Body shaming/bullying, merupakan tindakan perundungan, mengasingkan, membedakan, atau mengolok-olok orang yang memiliki badan/penampilan yang dianggap kurang memenuhi standar ideal. Semacam bias individu terhadap orang- orang yang dianggap tidak menarik, bodoh, malas, atau kurang kontrol diri.

Meskipun laki-laki dan perempuan memiliki potensi yang sama besar dalam hal menerima perundungan tentang body shaming, namun survey mengatakan frekuensi perempuan yang terkena dampak jumlahnya lebih banyak daripada laki-laki. Tak heran, karena selama bertahun-tahun ada objektifikasi perempuan, di mana idealnya penampilan seorang perempuan harus terlihat sempurna bak model. Jadi siapapun yang tidak sesuai dengan harapan tersebut berarti ada di bawah pengawasan dan kritik masyarakat.
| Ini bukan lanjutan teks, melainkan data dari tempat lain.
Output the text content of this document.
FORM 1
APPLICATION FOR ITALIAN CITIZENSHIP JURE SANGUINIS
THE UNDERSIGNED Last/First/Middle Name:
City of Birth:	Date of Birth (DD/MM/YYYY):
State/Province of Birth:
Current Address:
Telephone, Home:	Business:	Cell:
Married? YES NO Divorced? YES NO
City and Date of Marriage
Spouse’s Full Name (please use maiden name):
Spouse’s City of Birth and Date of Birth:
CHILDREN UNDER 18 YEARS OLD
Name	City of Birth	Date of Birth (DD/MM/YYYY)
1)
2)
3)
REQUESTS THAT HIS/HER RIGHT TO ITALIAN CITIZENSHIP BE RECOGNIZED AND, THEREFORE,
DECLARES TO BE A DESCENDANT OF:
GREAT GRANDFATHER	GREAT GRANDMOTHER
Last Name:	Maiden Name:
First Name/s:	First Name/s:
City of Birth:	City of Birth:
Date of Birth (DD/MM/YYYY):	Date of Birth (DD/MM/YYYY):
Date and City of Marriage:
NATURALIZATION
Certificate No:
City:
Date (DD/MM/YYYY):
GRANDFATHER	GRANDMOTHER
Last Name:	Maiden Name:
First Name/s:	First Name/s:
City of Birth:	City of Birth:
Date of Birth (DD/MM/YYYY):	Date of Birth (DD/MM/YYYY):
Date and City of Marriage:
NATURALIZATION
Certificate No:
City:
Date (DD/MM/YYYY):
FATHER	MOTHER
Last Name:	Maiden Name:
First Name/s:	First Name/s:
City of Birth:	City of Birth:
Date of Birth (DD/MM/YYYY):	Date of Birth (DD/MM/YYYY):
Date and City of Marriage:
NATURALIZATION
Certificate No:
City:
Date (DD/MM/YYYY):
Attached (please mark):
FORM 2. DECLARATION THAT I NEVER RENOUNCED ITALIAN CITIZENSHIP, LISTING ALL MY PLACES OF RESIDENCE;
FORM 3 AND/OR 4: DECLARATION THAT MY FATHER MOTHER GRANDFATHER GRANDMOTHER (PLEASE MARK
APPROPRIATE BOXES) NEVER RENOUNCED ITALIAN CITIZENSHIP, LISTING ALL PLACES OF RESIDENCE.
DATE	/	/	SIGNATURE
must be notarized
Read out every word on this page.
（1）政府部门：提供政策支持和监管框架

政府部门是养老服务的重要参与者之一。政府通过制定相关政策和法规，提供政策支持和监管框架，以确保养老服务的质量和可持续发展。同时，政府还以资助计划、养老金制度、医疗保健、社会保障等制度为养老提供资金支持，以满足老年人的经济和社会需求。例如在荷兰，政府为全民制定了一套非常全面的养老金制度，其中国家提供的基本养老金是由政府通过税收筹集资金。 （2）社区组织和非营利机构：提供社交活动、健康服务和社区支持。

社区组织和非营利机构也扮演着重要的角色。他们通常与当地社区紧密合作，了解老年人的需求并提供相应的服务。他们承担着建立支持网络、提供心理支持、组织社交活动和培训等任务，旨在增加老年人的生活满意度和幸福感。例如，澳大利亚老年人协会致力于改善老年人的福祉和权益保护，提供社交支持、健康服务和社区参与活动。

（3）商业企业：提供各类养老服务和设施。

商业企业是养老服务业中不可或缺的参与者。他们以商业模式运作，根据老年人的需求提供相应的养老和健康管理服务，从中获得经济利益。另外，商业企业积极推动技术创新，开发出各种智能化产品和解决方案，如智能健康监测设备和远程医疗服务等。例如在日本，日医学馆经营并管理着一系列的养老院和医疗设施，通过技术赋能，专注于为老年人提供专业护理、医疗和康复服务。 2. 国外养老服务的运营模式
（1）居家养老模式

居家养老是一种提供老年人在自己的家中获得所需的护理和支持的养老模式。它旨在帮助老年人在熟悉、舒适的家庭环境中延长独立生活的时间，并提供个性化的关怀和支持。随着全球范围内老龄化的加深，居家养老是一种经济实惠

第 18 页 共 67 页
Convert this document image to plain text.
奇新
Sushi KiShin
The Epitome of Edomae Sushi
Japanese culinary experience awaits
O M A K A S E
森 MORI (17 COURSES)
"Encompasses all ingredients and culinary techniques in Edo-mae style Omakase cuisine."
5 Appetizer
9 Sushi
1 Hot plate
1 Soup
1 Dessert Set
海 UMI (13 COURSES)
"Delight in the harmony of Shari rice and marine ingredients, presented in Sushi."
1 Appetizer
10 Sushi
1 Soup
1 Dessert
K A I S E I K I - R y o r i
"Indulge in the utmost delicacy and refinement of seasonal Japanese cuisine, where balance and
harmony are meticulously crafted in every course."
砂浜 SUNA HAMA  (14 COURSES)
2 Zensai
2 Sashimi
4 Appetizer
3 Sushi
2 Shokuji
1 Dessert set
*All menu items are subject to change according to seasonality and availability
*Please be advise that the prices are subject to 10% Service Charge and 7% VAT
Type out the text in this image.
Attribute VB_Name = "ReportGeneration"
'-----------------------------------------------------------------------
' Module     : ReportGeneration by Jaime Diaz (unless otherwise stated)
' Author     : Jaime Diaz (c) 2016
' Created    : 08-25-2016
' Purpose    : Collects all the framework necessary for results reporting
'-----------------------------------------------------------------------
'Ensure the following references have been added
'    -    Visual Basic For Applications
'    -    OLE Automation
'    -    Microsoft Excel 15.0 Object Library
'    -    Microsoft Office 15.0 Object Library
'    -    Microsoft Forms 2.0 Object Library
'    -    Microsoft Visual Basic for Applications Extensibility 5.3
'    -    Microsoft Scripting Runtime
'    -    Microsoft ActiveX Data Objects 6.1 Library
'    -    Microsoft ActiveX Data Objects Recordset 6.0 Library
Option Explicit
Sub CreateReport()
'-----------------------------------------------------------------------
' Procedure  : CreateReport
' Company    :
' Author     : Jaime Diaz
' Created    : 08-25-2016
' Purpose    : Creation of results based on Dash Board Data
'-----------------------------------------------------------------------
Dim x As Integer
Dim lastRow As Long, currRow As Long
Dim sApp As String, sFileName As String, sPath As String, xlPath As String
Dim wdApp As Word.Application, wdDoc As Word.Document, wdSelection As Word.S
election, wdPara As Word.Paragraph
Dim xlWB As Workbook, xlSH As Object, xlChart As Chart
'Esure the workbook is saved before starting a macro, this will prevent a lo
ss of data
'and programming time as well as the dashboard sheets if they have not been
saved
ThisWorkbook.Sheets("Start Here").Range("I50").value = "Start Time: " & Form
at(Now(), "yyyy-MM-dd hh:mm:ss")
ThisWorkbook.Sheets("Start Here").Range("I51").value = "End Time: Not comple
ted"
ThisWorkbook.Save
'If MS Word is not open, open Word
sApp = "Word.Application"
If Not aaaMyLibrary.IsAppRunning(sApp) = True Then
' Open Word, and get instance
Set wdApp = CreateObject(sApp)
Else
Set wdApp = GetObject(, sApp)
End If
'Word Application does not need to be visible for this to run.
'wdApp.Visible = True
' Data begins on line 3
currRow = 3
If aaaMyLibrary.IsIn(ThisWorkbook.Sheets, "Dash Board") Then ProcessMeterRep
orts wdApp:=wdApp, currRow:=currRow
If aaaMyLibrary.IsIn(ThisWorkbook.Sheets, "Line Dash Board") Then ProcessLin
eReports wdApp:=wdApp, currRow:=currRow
Banyak orang beranggapan bahwa body shaming cuma bagian dari lelucon ringan atau obrolan iseng semata. Padahal sebenarnya tanpa kita sadari, komentar dan lelucon itu memiliki konsekuensi yang sangat besar bagi yang menerima. Lebih jauh, pernyataan-pernyataan ini sesungguhnya bisa memberi dampak pada kesehatan mental seseorang. Lebih serius lagi bisa mengarahkan mereka kepada depresi, kecemasan, dan bahkan pikiran untuk bunuh diri.

Kita tidak pernah tahu latar belakang hidup seseorang. Jadi sebelum berkomentar ini itu, meminta seseorang menambah/mengurangi makan, coba tahan diri dulu, pikirkan baik-baik. Siapa tahu di balik penampilannya yang mungkin baik-baik saja bisa jadi dia tengah berjuang melawan bulimia, anoreksia, atau body dimorphic disorder.

Ada seorang teman yang dulu sering kali mendapat komentar kurang menyenangkan tentang bentuk tubuhnya. Hampir setiap hari ada saja komentar yang mengatakan kalau dia itu gemuk, lebar, besaran, dan istilah lain yang sejenis. Hingga lama kelamaan tertanamlah afirmasi dalam pikirannya bahwa badannya memang gemuk, terlalu lebar untuk ukuran manusia normal, dan bahkan obesitas. Parahnya, dia mulai terserang self-loath (membenci diri sendiri), bahkan menyamakan bentuk tubuhnya dengan babi.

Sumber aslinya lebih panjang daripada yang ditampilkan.